This is what experts think what technology will do for or us ... one day, in the near future. One day everything will be custom ...
We have great mathematical schemes that solve a variety of models for financial instruments from the Vanilla to the most sophisticated deal types of equity, interest rates, FX, inflation, commodities and credit - accurately and robust. And we have internally organized them orthogonally. And we know how to perform cross model validation, precision testing and what have you from our machine learning work where automated model selection is indispensable.
And such decisions are made on a huge amount of information that is dynamically divided into training and test data samples.

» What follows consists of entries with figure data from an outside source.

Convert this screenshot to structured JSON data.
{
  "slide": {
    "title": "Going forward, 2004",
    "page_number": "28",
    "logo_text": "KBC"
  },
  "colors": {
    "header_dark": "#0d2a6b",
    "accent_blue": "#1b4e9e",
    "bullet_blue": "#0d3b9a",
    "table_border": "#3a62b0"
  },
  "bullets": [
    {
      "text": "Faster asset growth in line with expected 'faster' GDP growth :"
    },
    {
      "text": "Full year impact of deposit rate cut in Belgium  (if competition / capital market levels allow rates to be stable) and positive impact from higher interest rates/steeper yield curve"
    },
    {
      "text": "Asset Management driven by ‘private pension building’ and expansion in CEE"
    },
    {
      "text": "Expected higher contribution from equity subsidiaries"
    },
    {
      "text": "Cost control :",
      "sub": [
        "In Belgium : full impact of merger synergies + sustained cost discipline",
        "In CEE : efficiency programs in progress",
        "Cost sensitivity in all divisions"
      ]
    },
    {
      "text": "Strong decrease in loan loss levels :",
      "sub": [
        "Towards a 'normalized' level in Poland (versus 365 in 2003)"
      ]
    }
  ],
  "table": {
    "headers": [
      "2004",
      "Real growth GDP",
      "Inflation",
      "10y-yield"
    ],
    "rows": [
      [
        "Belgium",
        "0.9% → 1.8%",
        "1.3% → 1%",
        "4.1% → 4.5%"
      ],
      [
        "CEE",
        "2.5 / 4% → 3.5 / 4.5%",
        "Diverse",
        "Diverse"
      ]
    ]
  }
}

It was my "hobby horse" to push this approach for UnRisk. We called the project internally UnRisk DIRECTOR. 2005, I remember. We were proud that our engines are fast enough to do all the "across all" valuations. We proudly announced the idea ... but I was wrong.
What I suppressed was the explorative learning effect. Getting insight from failure. Our users get insight from understanding the difference of, say, instrument-model-method triples. We automate across-models scenario runs, as many other work flows, but do not select models automatically. We even do not automatically select numerical parameters of our distinguished solvers.
We stopped the DIRECTOR project years ago. And we know from our users who analyze model dependencies that they manage model risk by insight. With conclusions like reducing complexity and managing the revival of models, like the normally distributed short rate models, in market regimes where interest rates can become negative.
Yes, technologies will have capabilities to become totally invisible, know what we want and decide for us, but, no, in many solutions they should not just "quietly" select methodologies, algorithms or decision rules. They should be white boxes giving options and provide metrics for comparable results.
For explorative, constructive learning - as Aaron Brown points out in his great book: Red-Blooded Risk. Great Risk Managers learn .... remember VaR in the Jungle ...
Technology will become so sophisticated that we won't be even aware interacting with it, but IMO human-machine interaction in sophisticated working environments should have higher goals.